Yesterday like hundreds of fellow UQAM students, I occupied the J-A. De Sève building. Like hundreds of my fellow students, I occupied my university to send a simple and clear message to a megalomaniac and intransigent administration,.completely high on power administration; a dignified university; and a post-secondary educational institution that calls itself such belongs first and foremost to the students and the teachers.
Yesterday, I couldn’t have been prouder of being a UQAM student. I was proud of my fellow students, of the ecstatic sense of solidarity that filled the air, and of being part of it. Yesterday, I couldn’t have been prouder of my teachers, who stood arm in arm with us on the front lines and denounced the presence of anti-riot squads within our campus.
Applying to university many people look for prestige, for a name on a diploma. I applied to UQAM because UQAM fights, because education is more than just sitting in a classroom, because we learn as we struggle, as we fight together.
Today, the mainstream media, as per habit, will rain down blame and accusations on the students, those “ragged bunch of anarchists” and “masked terrorists” who rampaged and put to fire and sword our beloved university. There will be calls across the board to put an end to the “violence” and “intimidation.”

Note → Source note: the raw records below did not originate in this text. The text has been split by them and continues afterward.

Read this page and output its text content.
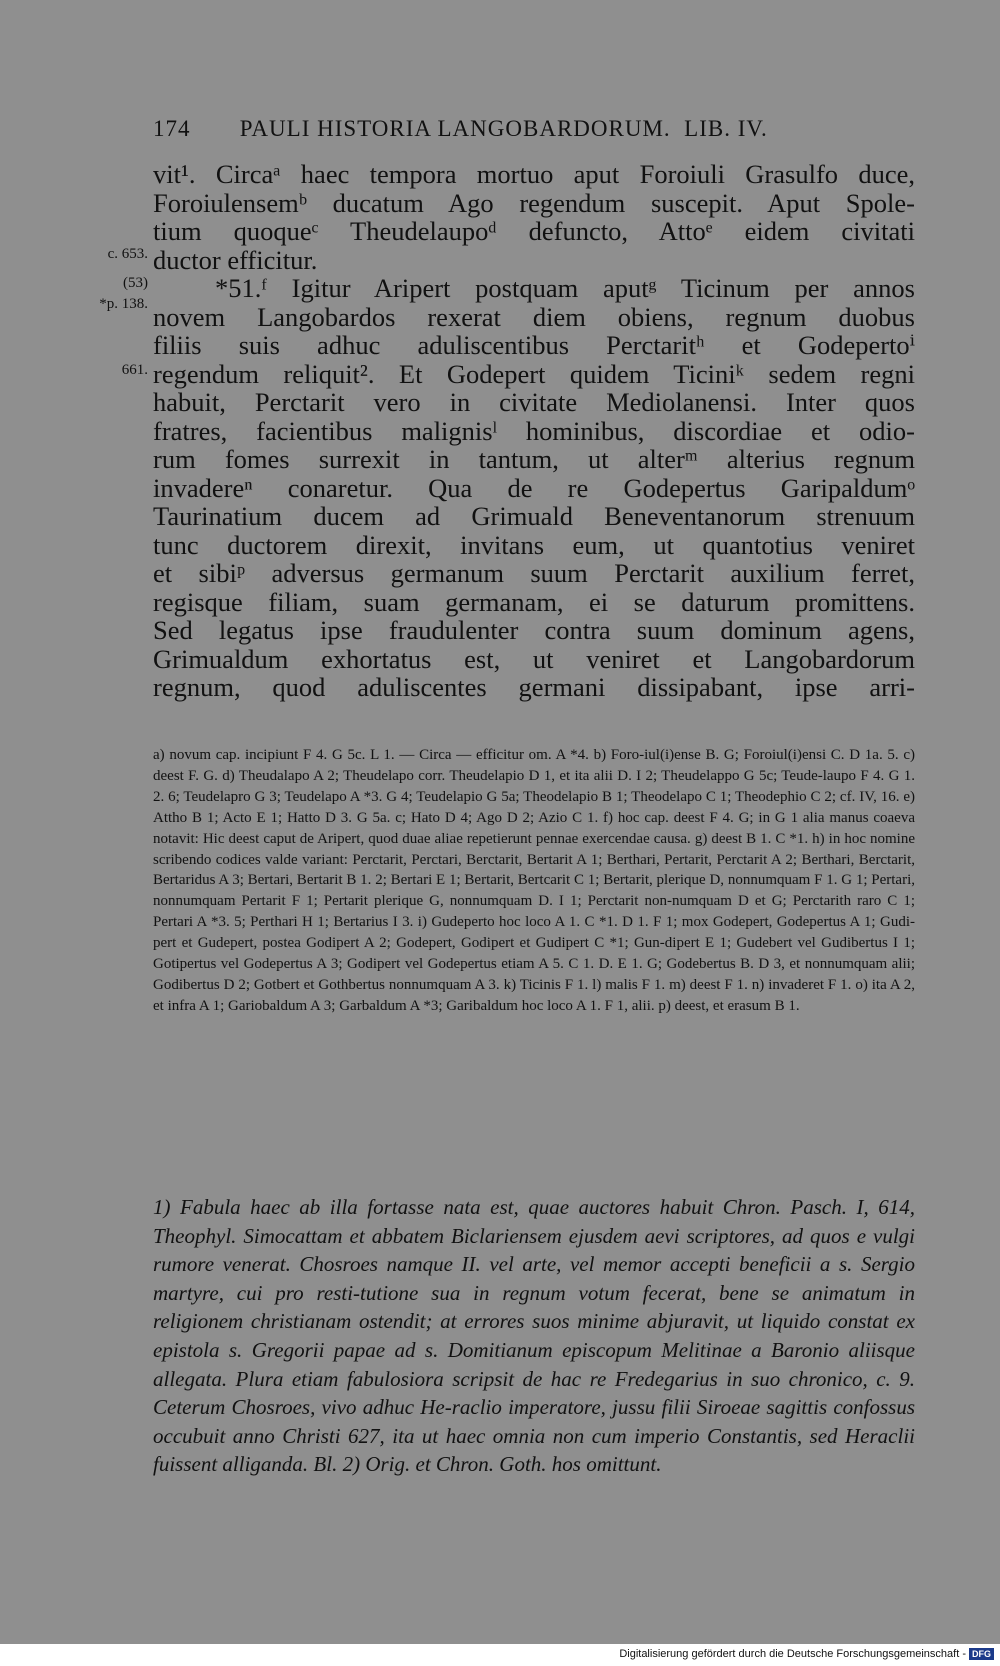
174 PAULI HISTORIA LANGOBARDORUM.  LIB. IV.
c. 653.
(53)
*p. 138.
661.

vit¹. Circaᵃ haec tempora mortuo aput Foroiuli Grasulfo duce,

Foroiulensemᵇ ducatum Ago regendum suscepit. Aput Spole-

tium quoqueᶜ Theudelaupoᵈ defuncto, Attoᵉ eidem civitati

ductor efficitur.

*51.ᶠ Igitur Aripert postquam aputᵍ Ticinum per annos

novem Langobardos rexerat diem obiens, regnum duobus

filiis suis adhuc aduliscentibus Perctaritʰ et Godepertoⁱ

regendum reliquit². Et Godepert quidem Ticiniᵏ sedem regni

habuit, Perctarit vero in civitate Mediolanensi. Inter quos

fratres, facientibus malignisˡ hominibus, discordiae et odio-

rum fomes surrexit in tantum, ut alterᵐ alterius regnum

invadereⁿ conaretur. Qua de re Godepertus Garipaldumᵒ

Taurinatium ducem ad Grimuald Beneventanorum strenuum

tunc ductorem direxit, invitans eum, ut quantotius veniret

et sibiᵖ adversus germanum suum Perctarit auxilium ferret,

regisque filiam, suam germanam, ei se daturum promittens.

Sed legatus ipse fraudulenter contra suum dominum agens,

Grimualdum exhortatus est, ut veniret et Langobardorum

regnum, quod aduliscentes germani dissipabant, ipse arri-

a) novum cap. incipiunt F 4. G 5c. L 1. — Circa — efficitur om. A *4. b) Foro-iul(i)ense B. G; Foroiul(i)ensi C. D 1a. 5. c) deest F. G. d) Theudalapo A 2; Theudelapo corr. Theudelapio D 1, et ita alii D. I 2; Theudelappo G 5c; Teude-laupo F 4. G 1. 2. 6; Teudelapro G 3; Teudelapo A *3. G 4; Teudelapio G 5a; Theodelapio B 1; Theodelapo C 1; Theodephio C 2; cf. IV, 16. e) Attho B 1; Acto E 1; Hatto D 3. G 5a. c; Hato D 4; Ago D 2; Azio C 1. f) hoc cap. deest F 4. G; in G 1 alia manus coaeva notavit: Hic deest caput de Aripert, quod duae aliae repetierunt pennae exercendae causa. g) deest B 1. C *1. h) in hoc nomine scribendo codices valde variant: Perctarit, Perctari, Berctarit, Bertarit A 1; Berthari, Pertarit, Perctarit A 2; Berthari, Berctarit, Bertaridus A 3; Bertari, Bertarit B 1. 2; Bertari E 1; Bertarit, Bertcarit C 1; Bertarit, plerique D, nonnumquam F 1. G 1; Pertari, nonnumquam Pertarit F 1; Pertarit plerique G, nonnumquam D. I 1; Perctarit non-numquam D et G; Perctarith raro C 1; Pertari A *3. 5; Perthari H 1; Bertarius I 3. i) Gudeperto hoc loco A 1. C *1. D 1. F 1; mox Godepert, Godepertus A 1; Gudi-pert et Gudepert, postea Godipert A 2; Godepert, Godipert et Gudipert C *1; Gun-dipert E 1; Gudebert vel Gudibertus I 1; Gotipertus vel Godepertus A 3; Godipert vel Godepertus etiam A 5. C 1. D. E 1. G; Godebertus B. D 3, et nonnumquam alii; Godibertus D 2; Gotbert et Gothbertus nonnumquam A 3. k) Ticinis F 1. l) malis F 1. m) deest F 1. n) invaderet F 1. o) ita A 2, et infra A 1; Gariobaldum A 3; Garbaldum A *3; Garibaldum hoc loco A 1. F 1, alii. p) deest, et erasum B 1.
1) Fabula haec ab illa fortasse nata est, quae auctores habuit Chron. Pasch. I, 614, Theophyl. Simocattam et abbatem Biclariensem ejusdem aevi scriptores, ad quos e vulgi rumore venerat. Chosroes namque II. vel arte, vel memor accepti beneficii a s. Sergio martyre, cui pro resti-tutione sua in regnum votum fecerat, bene se animatum in religionem christianam ostendit; at errores suos minime abjuravit, ut liquido constat ex epistola s. Gregorii papae ad s. Domitianum episcopum Melitinae a Baronio aliisque allegata. Plura etiam fabulosiora scripsit de hac re Fredegarius in suo chronico, c. 9. Ceterum Chosroes, vivo adhuc He-raclio imperatore, jussu filii Siroeae sagittis confossus occubuit anno Christi 627, ita ut haec omnia non cum imperio Constantis, sed Heraclii fuissent alliganda. Bl. 2) Orig. et Chron. Goth. hos omittunt.
Digitalisierung gefördert durch die Deutsche Forschungsgemeinschaft - DFG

But let’s be clear here. Is there any violence that is symbolically or quantitatively more violent than that of university administration calling on riot-cops to club and charge their own students? Within a university, there isn’t greater violence than that of silencing dissident voices!
Certainly, however, there have been excesses at UQAM and that’s the excesses of the administration, that isn’t recognized by those it supposedly represents!
Like many in the past weeks, I have been discouraged and demoralized by the internal fighting that has plagued our movement, in particular surrounding the former executive of ASSÉ. This harmed the movement and the articulation of our message more than anything else.
Some have said we’re in need of a unifying moment, we found such a moment yesterday!
To all of those who don’t want to get involved, unfortunately you have no other choice – we collectively have no other choice. Either we take full repossession of our university – we re-take what is rightfully ours – or we capitulate at the feet of a logic of commodification that uses brute force to impose its world view. Either we uphold the democratic decisions of our student association, our student democracy, and the right for students to have a say in their education, or we lose democracy altogether!
To civil society, to those that are students, but not students of UQAM, to the workers, and in general, to those most affected by the austerity measures, do you not see the inequality of opportunity this government wants to impose on us? This struggle is yours as well!
This struggle belongs to all of those that believe in the “radical” idea that education and profit aren’t synonymous. They’re antithetical! This struggle belongs to those that believe that a university isn’t a factory, that we can aspire to more than being service-sector, minimum wage, 9 to 5, cubicle confined workers.
This struggle belongs to everyone who believes in the fundamental idea that some things are more important than “profit” – that people are more important than profit! Our struggle is a struggle to uphold one of the most fundamental freedoms and a guiding principle that should be laid at the foundation of every society: the principle that the transmission of knowledge should be non-merchandised, universally accessible to all regardless of your class, your race, your gender, your sexual orientation, your political beliefs, your religious beliefs.
If you believe in such things your place is alongside us, with us on the front lines.
We won’t give-up a centimeter, we will resist, we will overcome!
La lutte continue!
Photograph by Benjamin Prunty.
If you think upholding the democratic decisions of your student associations is so important, how about you apply the same logic to your democratically elected government. Calling for the removal of the Liberal government (as most of the protestors are doing) is obviously anti-democratic after they legitimately won the last election.
As for your occupation to protest the violent reaction to your occupation, well, that’s a self-fulfilling prophecy isn’t it? It’s still intimidation and violence to physically stop people from going to class if they can’t do it because of you, regardless of how your student association voted.